Category:First Vision/Name of theophany

By what names was the event known as the "First Vision" originally called?

Parent page: First Vision

Joseph Smith (1832): " [I] could find none that would believe the hevnly vision "

Text in blue is in Joseph Smith's own handwriting, the remainder in the handwriting of Frederick G. Williams.

[I] could find none that would believe the hevnly vision [1]


Joseph Smith (9 Nov. 1835): "I saw many angels in this vision...I was about 14 years old when I received this first communication"

Joseph Smith's journal (scribe Warren Parrish):

he testifyed unto me that Jesus Christ is the son of God; <and I saw many angels in this vision> I was about 14. years old when I received this first communication; When I was about 17 years old I saw another vision of angels, in the night season after I had retired to bed[2]


Joseph Smith (14 Nov. 1835): "I received the first visitation of angels, which was when I was about fourteen years old"

Joseph Smith's journal (scribe Warren Parrish):

up to the time I received the first visitation of Angels which was when I was about 14, years old and also the the visitations that I received afterward, concerning the book of Mormon[3]


Joseph Smith (1838): "I had seen a vision"

I had seen a vision, I knew it, and I knew that God knew it, and I could not deny it[4]


Joseph Smith (1842): "I was enwrapped in a heavenly vision"

I retired to a secret place in a grove and began to call upon the Lord, while fervently engaged in supplication my mind was taken away from the objects with which I was surrounded, and I was enwrapped in a heavenly vision and saw two glorious personages[5]


Orson Pratt (1840): "Some time after having received this glorious manifestation"

Orson Pratt:

Some time after having received this glorious manifestation, being young, he was again entangled in the vanities of the world, of which he afterwards sincerely and truly repented. [6]


Orson Hyde (1842): "he had been given these heavenly revelations"

Some time after he had been given these heavenly revelations (in his earlier years), he lapsed into the errors and vanities of the world, which he later was genuinely sorry for.[7]


Joseph Smith (1843): "The vision then vanished...I went home and told the people that I had a revelation"

The vision then vanished, and when I come to my self, I was sprawling on my back; and it was sometime before my strength returned.

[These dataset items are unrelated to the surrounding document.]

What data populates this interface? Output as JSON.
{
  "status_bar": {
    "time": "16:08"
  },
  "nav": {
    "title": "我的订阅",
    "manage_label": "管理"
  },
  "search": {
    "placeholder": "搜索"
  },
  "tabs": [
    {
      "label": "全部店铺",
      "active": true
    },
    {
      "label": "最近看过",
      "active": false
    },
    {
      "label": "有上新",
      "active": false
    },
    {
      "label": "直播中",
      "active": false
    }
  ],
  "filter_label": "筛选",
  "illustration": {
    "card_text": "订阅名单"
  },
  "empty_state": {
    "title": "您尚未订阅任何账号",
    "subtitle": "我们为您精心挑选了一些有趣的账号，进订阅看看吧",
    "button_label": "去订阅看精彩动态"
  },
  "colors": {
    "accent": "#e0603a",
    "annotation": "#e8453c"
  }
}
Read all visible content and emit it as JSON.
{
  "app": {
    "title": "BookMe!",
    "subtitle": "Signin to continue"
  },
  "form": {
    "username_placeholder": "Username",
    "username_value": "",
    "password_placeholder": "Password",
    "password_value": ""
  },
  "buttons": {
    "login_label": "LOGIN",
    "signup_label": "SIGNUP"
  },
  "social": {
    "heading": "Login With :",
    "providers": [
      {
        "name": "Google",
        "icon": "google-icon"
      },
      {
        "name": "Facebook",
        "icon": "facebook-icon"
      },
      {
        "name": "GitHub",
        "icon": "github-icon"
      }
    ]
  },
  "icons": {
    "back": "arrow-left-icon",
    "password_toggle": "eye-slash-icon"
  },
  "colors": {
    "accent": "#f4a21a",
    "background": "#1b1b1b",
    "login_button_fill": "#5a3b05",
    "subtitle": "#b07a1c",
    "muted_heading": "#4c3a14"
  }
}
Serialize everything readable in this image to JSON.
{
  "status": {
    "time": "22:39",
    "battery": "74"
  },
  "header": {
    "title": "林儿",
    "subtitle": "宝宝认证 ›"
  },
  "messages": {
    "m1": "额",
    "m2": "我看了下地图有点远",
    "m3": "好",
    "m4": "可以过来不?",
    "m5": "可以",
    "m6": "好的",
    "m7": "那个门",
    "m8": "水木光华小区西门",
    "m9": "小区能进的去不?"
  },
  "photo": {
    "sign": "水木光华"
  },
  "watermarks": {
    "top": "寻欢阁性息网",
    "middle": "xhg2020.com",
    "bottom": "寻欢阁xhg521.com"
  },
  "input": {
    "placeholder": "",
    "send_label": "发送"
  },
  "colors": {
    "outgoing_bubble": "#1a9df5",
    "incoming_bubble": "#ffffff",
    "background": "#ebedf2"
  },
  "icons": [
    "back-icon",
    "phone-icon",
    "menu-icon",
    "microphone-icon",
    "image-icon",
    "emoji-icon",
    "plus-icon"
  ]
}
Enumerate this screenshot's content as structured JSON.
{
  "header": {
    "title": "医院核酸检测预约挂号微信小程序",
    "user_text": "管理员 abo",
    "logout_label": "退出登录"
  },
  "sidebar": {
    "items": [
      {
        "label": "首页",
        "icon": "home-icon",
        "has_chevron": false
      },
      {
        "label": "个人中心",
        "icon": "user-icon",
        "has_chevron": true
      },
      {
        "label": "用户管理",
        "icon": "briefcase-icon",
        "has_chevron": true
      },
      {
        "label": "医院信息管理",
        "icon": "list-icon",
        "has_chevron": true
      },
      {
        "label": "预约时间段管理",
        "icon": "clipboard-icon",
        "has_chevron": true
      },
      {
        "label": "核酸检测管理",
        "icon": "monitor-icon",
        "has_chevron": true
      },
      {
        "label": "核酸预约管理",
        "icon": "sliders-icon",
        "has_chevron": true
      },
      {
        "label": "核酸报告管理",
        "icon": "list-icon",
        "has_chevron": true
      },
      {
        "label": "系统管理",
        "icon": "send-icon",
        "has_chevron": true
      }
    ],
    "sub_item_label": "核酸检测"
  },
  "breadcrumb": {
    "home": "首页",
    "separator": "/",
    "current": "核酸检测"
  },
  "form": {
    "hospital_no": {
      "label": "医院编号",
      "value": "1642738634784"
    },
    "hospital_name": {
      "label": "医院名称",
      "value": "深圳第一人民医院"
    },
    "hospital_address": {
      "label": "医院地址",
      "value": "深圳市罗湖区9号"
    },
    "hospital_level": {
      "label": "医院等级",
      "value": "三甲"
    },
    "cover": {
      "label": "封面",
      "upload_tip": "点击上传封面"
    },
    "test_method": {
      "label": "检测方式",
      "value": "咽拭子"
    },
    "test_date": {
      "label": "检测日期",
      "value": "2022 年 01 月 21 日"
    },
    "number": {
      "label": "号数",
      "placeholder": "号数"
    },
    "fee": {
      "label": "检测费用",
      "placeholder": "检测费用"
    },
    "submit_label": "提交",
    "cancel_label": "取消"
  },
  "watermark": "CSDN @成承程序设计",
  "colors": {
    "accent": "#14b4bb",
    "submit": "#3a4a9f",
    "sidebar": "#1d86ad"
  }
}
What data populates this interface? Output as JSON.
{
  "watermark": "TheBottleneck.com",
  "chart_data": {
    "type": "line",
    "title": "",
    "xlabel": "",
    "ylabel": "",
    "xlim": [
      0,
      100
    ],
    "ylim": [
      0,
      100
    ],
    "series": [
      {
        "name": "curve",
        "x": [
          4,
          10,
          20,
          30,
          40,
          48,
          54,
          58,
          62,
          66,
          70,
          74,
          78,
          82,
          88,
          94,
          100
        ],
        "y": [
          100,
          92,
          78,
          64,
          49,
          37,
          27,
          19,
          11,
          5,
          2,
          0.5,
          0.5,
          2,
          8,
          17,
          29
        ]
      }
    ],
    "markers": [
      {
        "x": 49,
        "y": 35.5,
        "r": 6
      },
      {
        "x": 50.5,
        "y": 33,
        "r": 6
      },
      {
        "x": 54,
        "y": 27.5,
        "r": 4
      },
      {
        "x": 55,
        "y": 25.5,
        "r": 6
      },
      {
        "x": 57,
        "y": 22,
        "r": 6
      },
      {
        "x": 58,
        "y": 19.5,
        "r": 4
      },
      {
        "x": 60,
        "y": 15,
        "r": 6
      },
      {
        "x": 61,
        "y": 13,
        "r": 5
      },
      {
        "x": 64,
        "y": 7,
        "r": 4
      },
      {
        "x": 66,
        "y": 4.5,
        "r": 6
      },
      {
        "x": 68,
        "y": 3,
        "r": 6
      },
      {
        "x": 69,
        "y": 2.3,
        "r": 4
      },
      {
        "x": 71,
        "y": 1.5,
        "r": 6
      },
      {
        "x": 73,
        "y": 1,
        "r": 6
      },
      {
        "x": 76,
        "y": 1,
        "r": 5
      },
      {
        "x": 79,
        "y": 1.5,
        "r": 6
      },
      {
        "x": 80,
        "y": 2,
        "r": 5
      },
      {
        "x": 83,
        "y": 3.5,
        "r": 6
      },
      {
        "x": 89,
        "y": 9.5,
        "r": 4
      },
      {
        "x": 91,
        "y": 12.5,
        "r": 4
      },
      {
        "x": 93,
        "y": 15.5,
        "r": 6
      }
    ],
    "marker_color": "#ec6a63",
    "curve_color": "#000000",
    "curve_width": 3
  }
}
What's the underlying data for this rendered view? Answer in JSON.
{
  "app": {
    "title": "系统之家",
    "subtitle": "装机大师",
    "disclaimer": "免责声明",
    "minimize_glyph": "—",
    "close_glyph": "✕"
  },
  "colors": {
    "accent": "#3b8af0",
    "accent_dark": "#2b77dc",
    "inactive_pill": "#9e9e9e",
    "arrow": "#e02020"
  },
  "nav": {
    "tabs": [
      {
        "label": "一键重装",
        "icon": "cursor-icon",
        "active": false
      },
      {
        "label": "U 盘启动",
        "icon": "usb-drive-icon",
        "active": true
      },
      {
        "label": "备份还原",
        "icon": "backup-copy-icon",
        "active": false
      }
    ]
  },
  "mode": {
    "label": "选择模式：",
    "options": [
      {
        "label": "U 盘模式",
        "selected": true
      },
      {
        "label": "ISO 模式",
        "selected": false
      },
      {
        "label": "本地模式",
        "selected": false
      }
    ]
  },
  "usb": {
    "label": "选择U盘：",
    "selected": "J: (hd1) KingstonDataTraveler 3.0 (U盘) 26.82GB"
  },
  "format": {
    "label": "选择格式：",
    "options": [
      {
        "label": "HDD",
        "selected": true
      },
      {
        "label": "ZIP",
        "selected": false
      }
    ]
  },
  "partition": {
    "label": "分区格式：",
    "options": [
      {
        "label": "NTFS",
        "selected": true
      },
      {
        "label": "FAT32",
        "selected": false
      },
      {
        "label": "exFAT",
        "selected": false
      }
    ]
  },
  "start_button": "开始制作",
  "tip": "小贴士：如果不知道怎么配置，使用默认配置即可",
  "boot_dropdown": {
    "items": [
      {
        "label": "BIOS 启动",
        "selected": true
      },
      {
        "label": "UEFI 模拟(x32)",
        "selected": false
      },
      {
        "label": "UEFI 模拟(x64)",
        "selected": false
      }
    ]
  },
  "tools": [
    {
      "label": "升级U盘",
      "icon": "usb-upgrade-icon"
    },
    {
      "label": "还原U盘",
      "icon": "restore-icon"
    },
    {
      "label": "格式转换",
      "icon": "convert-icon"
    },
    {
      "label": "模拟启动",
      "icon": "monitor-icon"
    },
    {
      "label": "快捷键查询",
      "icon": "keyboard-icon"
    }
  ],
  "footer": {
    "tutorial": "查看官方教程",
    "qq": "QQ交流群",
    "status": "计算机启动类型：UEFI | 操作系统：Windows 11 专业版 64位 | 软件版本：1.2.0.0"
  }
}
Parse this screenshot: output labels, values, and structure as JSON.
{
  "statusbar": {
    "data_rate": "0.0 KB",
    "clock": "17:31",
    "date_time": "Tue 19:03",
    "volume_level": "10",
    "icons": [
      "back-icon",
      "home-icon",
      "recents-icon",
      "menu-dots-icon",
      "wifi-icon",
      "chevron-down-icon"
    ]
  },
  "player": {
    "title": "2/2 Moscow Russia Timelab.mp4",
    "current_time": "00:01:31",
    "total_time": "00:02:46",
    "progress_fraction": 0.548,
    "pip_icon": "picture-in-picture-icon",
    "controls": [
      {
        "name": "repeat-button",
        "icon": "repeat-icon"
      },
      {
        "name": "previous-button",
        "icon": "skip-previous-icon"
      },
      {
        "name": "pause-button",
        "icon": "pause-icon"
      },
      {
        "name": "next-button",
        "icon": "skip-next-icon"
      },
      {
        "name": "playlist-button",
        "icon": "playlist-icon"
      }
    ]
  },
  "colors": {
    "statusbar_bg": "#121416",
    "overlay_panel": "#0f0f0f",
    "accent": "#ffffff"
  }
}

When I went home and told the people that I had a revelation[8]

Notes

  1. "History, circa Summer 1832," The Joseph Smith Papers.
  2. "Journal, 1835–1836," The Joseph Smith Papers.
  3. "Journal, 1835–1836," The Joseph Smith Papers.
  4. "History, circa June 1839–circa 1841 [Draft 2,"] The Joseph Smith Papers.
  5. "“Church History,” 1 March 1842," The Joseph Smith Papers.
  6. "Appendix: Orson Pratt, A Interesting Account of Several Remarkable Visions, 1840," The Joseph Smith Papers.
  7. "Orson Hyde, Ein Ruf aus der Wüste (A Cry out of the Wilderness), 1842, extract, English translation," The Joseph Smith Papers.
  8. "Interview, 21 August 1843, extract," Interview, JS by David Nye White, Nauvoo, IL, 21 Aug. 1843; in David Nye White, “The Prairies, Nauvoo, Joe Smith, the Temple, the Mormons, &c.” Pittsburgh Weekly Gazette, 15 Sept. 1843, p. [3]; photocopy at CHL. The Joseph Smith Papers.